Das ist eine Parallele zur Authentizität der Person; auch Menschen haben dann Charisma, wenn sie echt sind, was übrigens nicht notwendigerweise heisst, dass sie diesfalls auch stets attraktiv oder auch bloss nett wären. Sie können ebenfalls durch und durch scheusslich sein, dann spricht man meist von einem «dunklen» Charisma – aber Charisma nichtsdestotrotz. Für die Welt der Sachen lässt sich sagen: Jeder Klassiker ist authentisch, aber ein authentisches Ding muss deswegen noch nicht für klassisch gelten. Auch hässliche, missratene oder ungestalte Dinge können per se durch und durch echt sein – jedoch nie zum Klassiker werden, denn ein Klassiker ist ja der Wortbedeutung nach immer gewissermassen ein Anklang an die Reinform, die Vollendung, kann also nicht missgestalt oder unharmonisch sein. Dem Klassiker wohnt stets etwas Typisches inne – was nun wiederum nicht bedeutet, dass er nicht der erste seiner Art sein kann und quasi eine Traditionslinie der Form erst konstituiert. Wir sehen das beispielsweise bei industriellen Produkten, deren avantgardistisches Design ganze Nachfolgegenerationen geprägt hat und die (zum Teil) selbst heute noch oder heute wieder produziert werden, zum Beispiel die Klassiker des Automobilbaus, wie etwa der Porsche 911.

Kitsch und Klassik

Ein Klassiker steht sozusagen zwischen den Zeiten; er verbindet oft die Vollendung der Tradition mit etwas Wegweisendem, er zeigt in Vergangenheit und Zukunft zugleich und ist somit zeitlose, perfekte Gegenwart. Das Klassische berührt ewige Themen, schlägt zeitlose Saiten in uns an: Grazie, Schönheit, Harmonie, Ebenmass, Proportion, Liebe – aber auch Tempo, Zorn, Leidenschaft. Klassiker können niemals kitschig sein. Sie sind Urbilder, Ikonen, Wegzeichen, Wegweiser. Sie sind vorbildlich, mustergültig und bleibend. Überzeitlich. Das Überzeitliche ist nun notwendigerweise auch das Überpersonale, doch während der Klassiker immer die Zeit transzendiert, so doch nicht den Menschen schlechthin: Es gibt ganz persönliche Klassiker, die ganz eigenen Beziehungen des Individuums zu seinen Dingen, die Begleiter auf der Lebensgeschichte. Wie mein uralter Filofax. Oder der ererbte Kaffeetisch aus dem Hause meiner Grosseltern, Norddeutsches Biedermeier. Oder das Photo von Brigitte Nielsen mit Widmung.

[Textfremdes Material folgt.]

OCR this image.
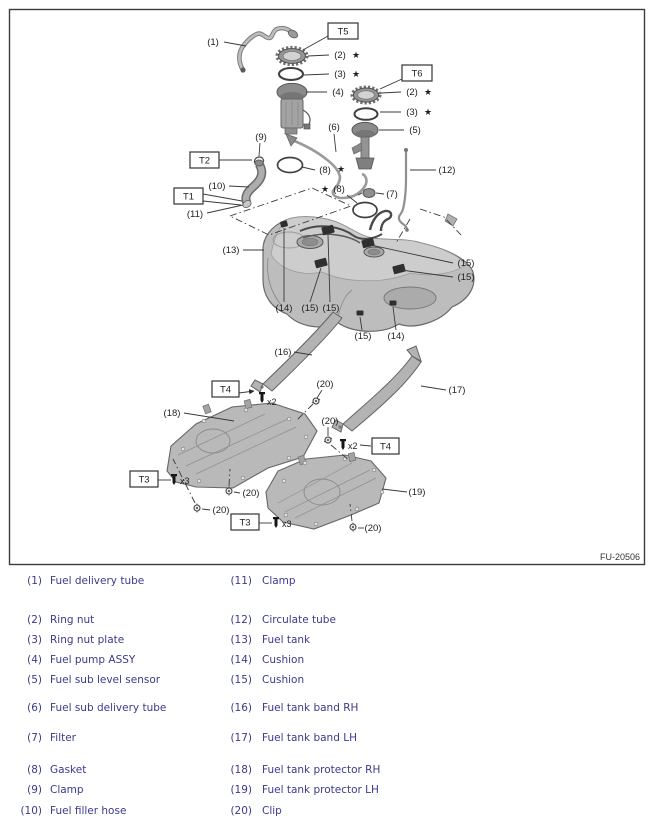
T5
T6
T2
T1
T4
T4
T3
T3
(1)
(2) ★
(3) ★
(4)	(2) ★
(3) ★
(5)
(9)
(6)
(10)
(11)
(8) ★
★ (8)	(7)
(12)
(13)
(14) (15) (15)
(15)
(15)
(15) (14)
(16)
(17)
(18)
(19)
(20)
(20)
(20)
(20)
(20)
x2
x2
x3
x3
FU-20506
(1) Fuel delivery tube	(11) Clamp
(2) Ring nut	(12) Circulate tube
(3) Ring nut plate	(13) Fuel tank
(4) Fuel pump ASSY	(14) Cushion
(5) Fuel sub level sensor	(15) Cushion
(6) Fuel sub delivery tube	(16) Fuel tank band RH
(7) Filter	(17) Fuel tank band LH
(8) Gasket	(18) Fuel tank protector RH
(9) Clamp	(19) Fuel tank protector LH
(10) Fuel filler hose	(20) Clip
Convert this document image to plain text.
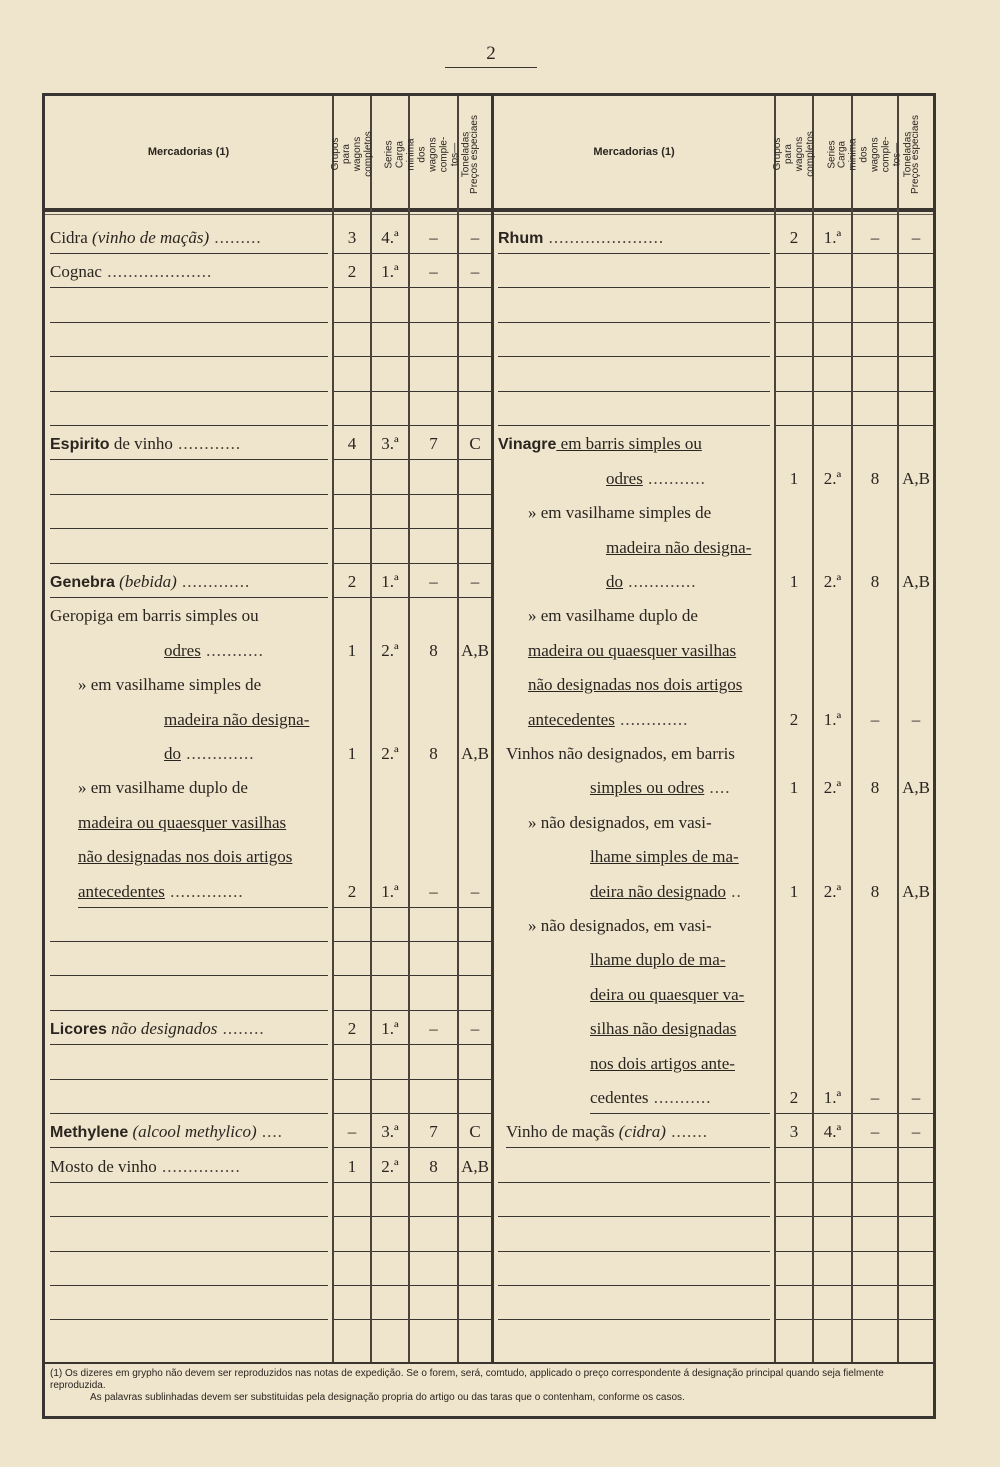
2
Mercadorias (1)	Mercadorias (1)
Grupos para wagons completos Series Carga minima dos wagons comple-tos—Toneladas
Preços especiaes	Grupos para wagons completos Series
Carga minima dos wagons comple-tos—Toneladas
Preços especiaes
Cidra (vinho de maçãs) .........	3	4.ª	–	–
Cognac ....................	2	1.ª	–	–
Espirito de vinho ............	4	3.ª	7	C
Genebra (bebida) .............	2	1.ª	–	–
Geropiga em barris simples ou
odres ...........	1	2.ª	8	A,B
» em vasilhame simples de
madeira não designa-
do .............	1	2.ª	8	A,B
» em vasilhame duplo de
madeira ou quaesquer vasilhas
não designadas nos dois artigos
antecedentes ..............	2	1.ª	–	–
Licores não designados ........	2	1.ª	–	–
Methylene (alcool methylico) ....	–	3.ª	7	C
Mosto de vinho ...............	1	2.ª	8	A,B
Rhum ......................	2	1.ª	–	–
Vinagre em barris simples ou
odres ...........	1	2.ª	8	A,B
» em vasilhame simples de
madeira não designa-
do .............	1	2.ª	8	A,B
» em vasilhame duplo de
madeira ou quaesquer vasilhas
não designadas nos dois artigos
antecedentes .............	2	1.ª	–	–
Vinhos não designados, em barris
simples ou odres ....	1	2.ª	8	A,B
» não designados, em vasi-
lhame simples de ma-
deira não designado ..	1	2.ª	8	A,B
» não designados, em vasi-
lhame duplo de ma-
deira ou quaesquer va-
silhas não designadas
nos dois artigos ante-
cedentes ...........	2	1.ª	–	–
Vinho de maçãs (cidra) .......	3	4.ª	–	–
(1) Os dizeres em grypho não devem ser reproduzidos nas notas de expedição. Se o forem, será, comtudo, applicado o preço correspondente á designação principal quando seja fielmente reproduzida.
As palavras sublinhadas devem ser substituidas pela designação propria do artigo ou das taras que o contenham, conforme os casos.
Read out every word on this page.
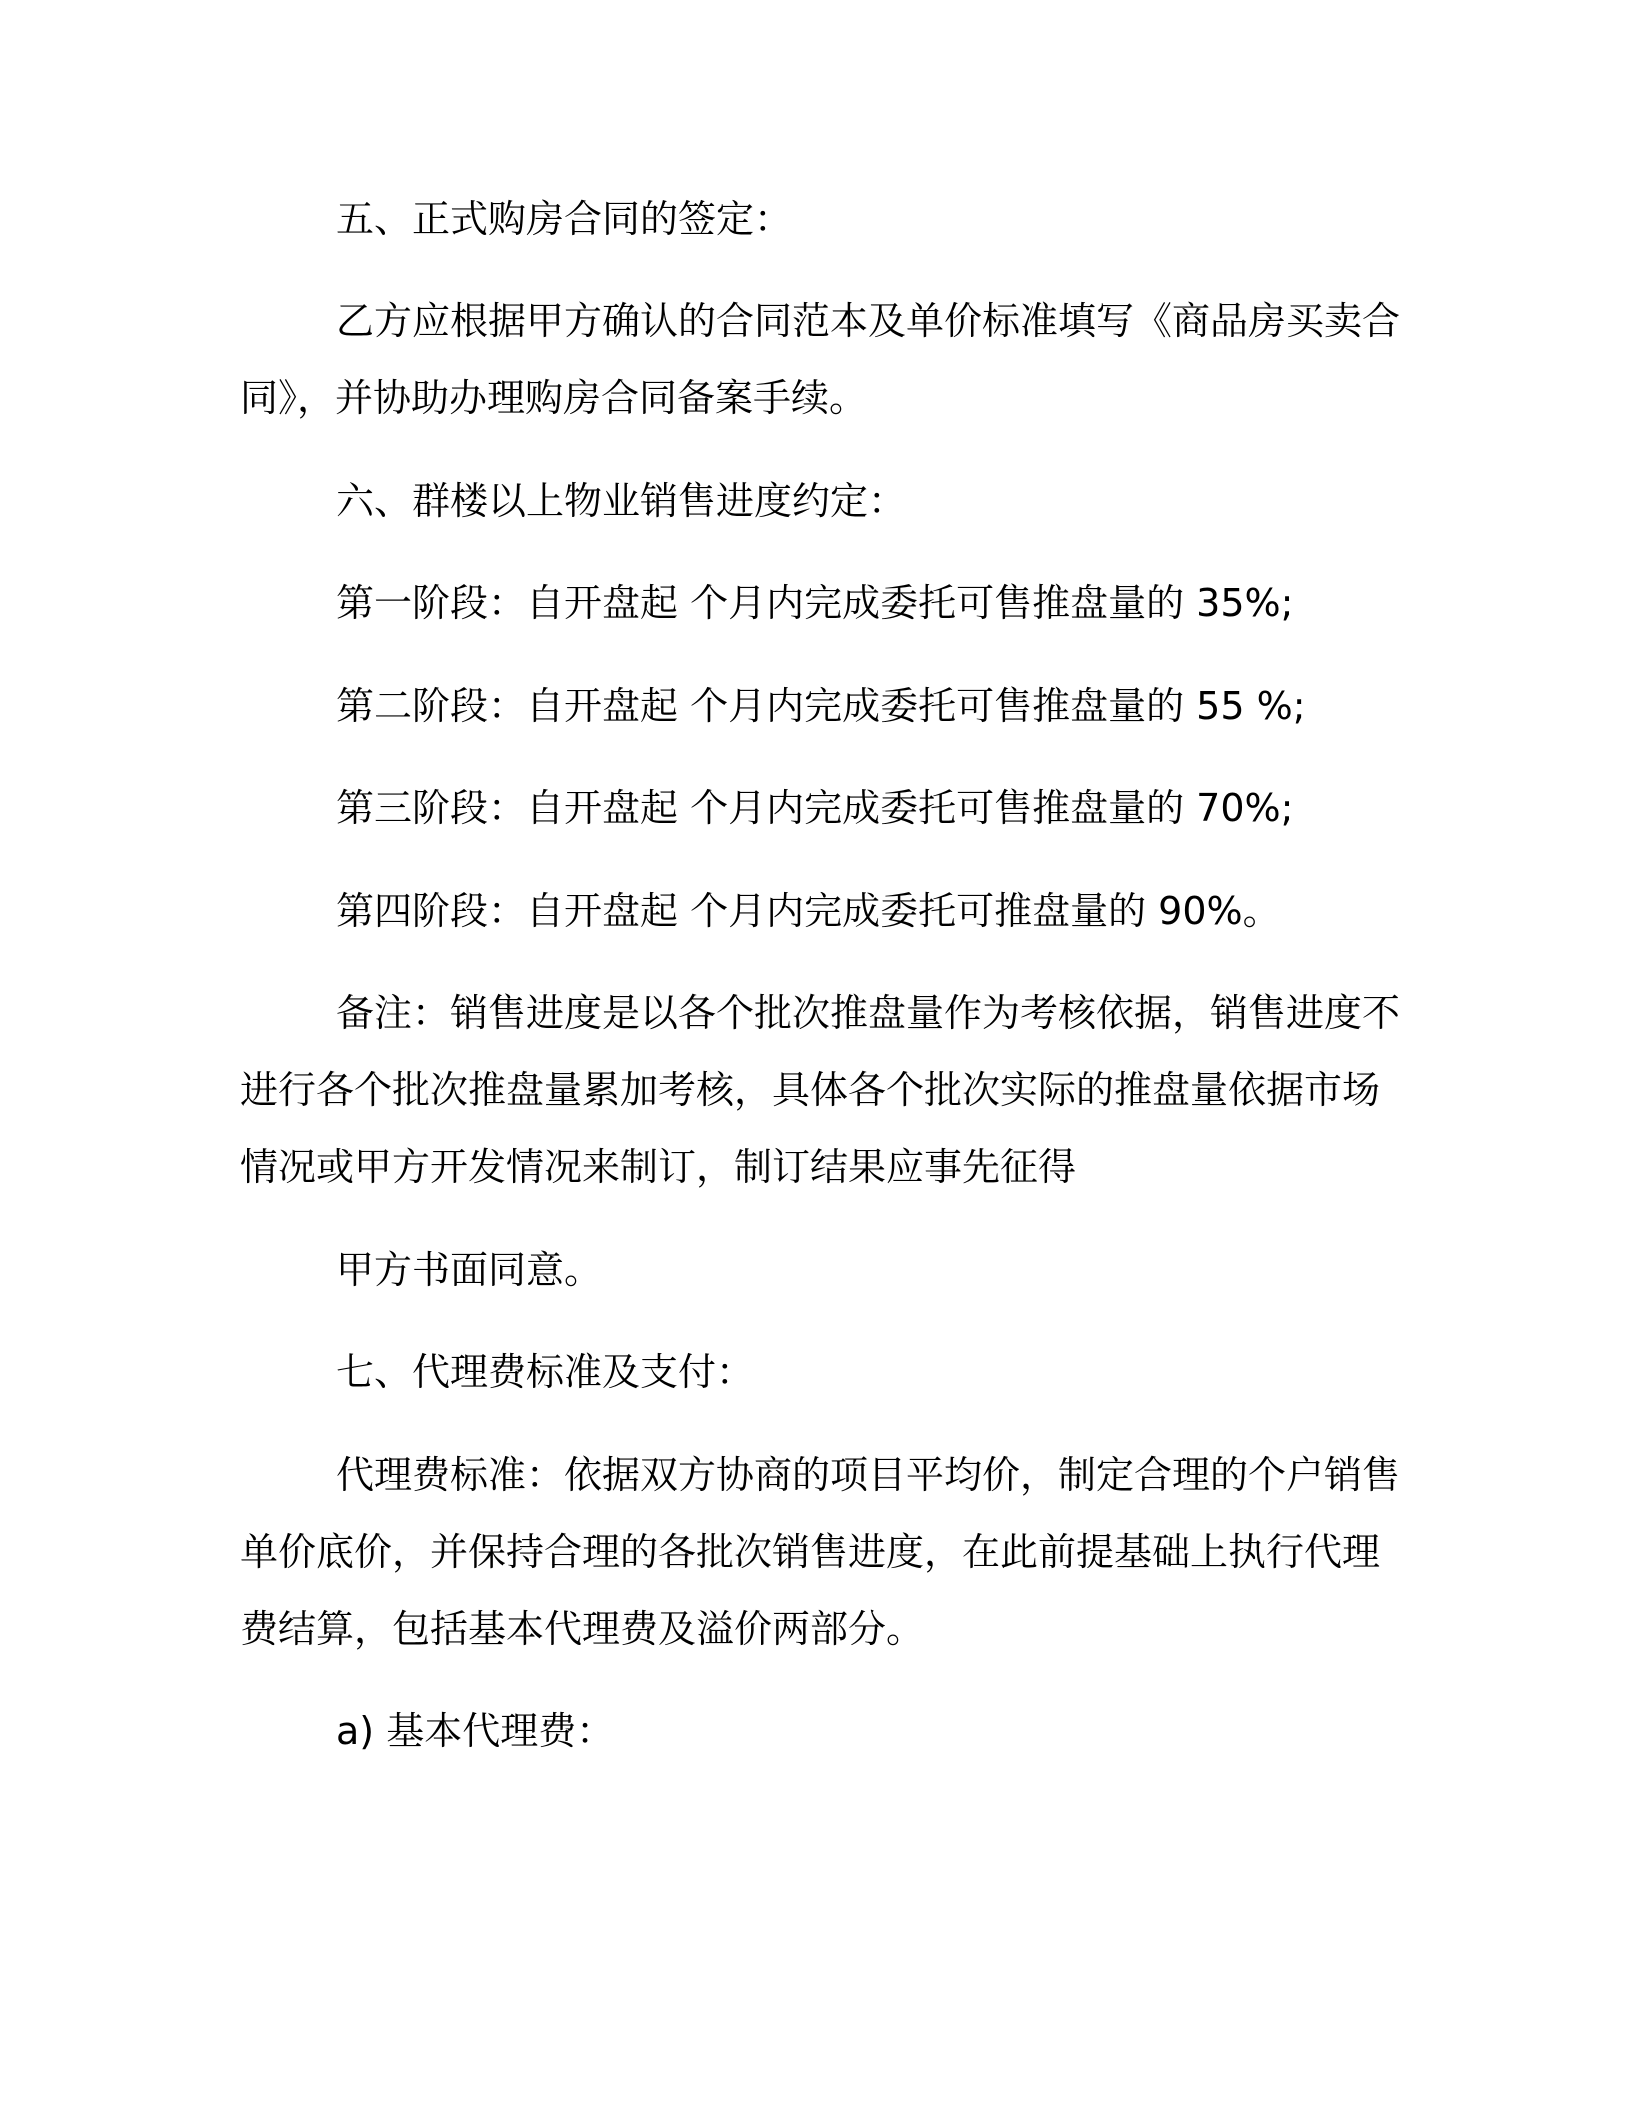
五、正式购房合同的签定：

乙方应根据甲方确认的合同范本及单价标准填写《商品房买卖合

同》，并协助办理购房合同备案手续。

六、群楼以上物业销售进度约定：

第一阶段：自开盘起 个月内完成委托可售推盘量的 35%;

第二阶段：自开盘起 个月内完成委托可售推盘量的 55 %;

第三阶段：自开盘起 个月内完成委托可售推盘量的 70%;

第四阶段：自开盘起 个月内完成委托可推盘量的 90%。

备注：销售进度是以各个批次推盘量作为考核依据，销售进度不

进行各个批次推盘量累加考核，具体各个批次实际的推盘量依据市场

情况或甲方开发情况来制订，制订结果应事先征得

甲方书面同意。

七、代理费标准及支付：

代理费标准：依据双方协商的项目平均价，制定合理的个户销售

单价底价，并保持合理的各批次销售进度，在此前提基础上执行代理

费结算，包括基本代理费及溢价两部分。

a) 基本代理费：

Diese Dinge sind objektiv mehr oder weniger wertvoll, aber sie alle haben grossen subjektiven, sentimentalen Wert für mich, weil sie Vergangenheit und Zukunft und die zeitlose Gegenwart meiner Lebensgeschichte darstellen. Der sentimentale Wert beruht, wie der Name schon sagt, auf dem Gefühl, und es gibt offenbar Anzeichen dafür, dass in unseren komplizierten Zeiten und hochfragmentierten Gesellschaften die emotionale Objektfixierung der Menschen zunimmt. Die Dinge werden schliesslich ihrerseits zunehmend anthropomorph und fliessend: Sie können immer mehr. Der Wiener Philosophieprofessor Konrad Paul Liessmann schreibt in seinem Buch «Das Universum der Dinge», dass die geänderte Beziehung zu Sachen in der postindustriellen Gesellschaft auch damit zu tun habe, dass aufgrund von Automatisierung und Globalisierung eigentlich niemand mehr wisse, wie die Dinge unseres täglichen Bedarfs zustandekämen, woher sie kommen und wohin sie gehen. Eine solche Ignoranz fördere laut Liessman ein lustbetontes, ästhetizistisches Verhältnis zu den Dingen; aber ich bin da nicht so sicher. Ich finde, um sich auf Dinge einzulassen, muss man sie kennen.

Der Trost der Dinge

Ich bin kein Materialist, wie wohl beinahe jeder Mensch, der einigermassen viel besitzt, denn nur dann kann man wissen, dass Besitz auch furchtbar belastend sein kann. Und doch schätze ich den Trost der Dinge, und ich will Ihnen gerne erklären, was ich damit meine: Die Seele der Sachen hilft uns bei der Selbstvergewisserung. Es ist wie ein Nachhausekommen. Auch das tatsächliche, physische Nachhausekommen bedeutet ja schliesslich, zu vertrauten Dingen zurückzukehren, zwischen vertrauten Sachen zu sein, und ich weiss nicht, wie es Ihnen geht, meine Damen und Herren, aber ich persönlich finde, man kann das Drama des Lebens besser aushalten, wenn man von den richtigen Sachen umgeben ist.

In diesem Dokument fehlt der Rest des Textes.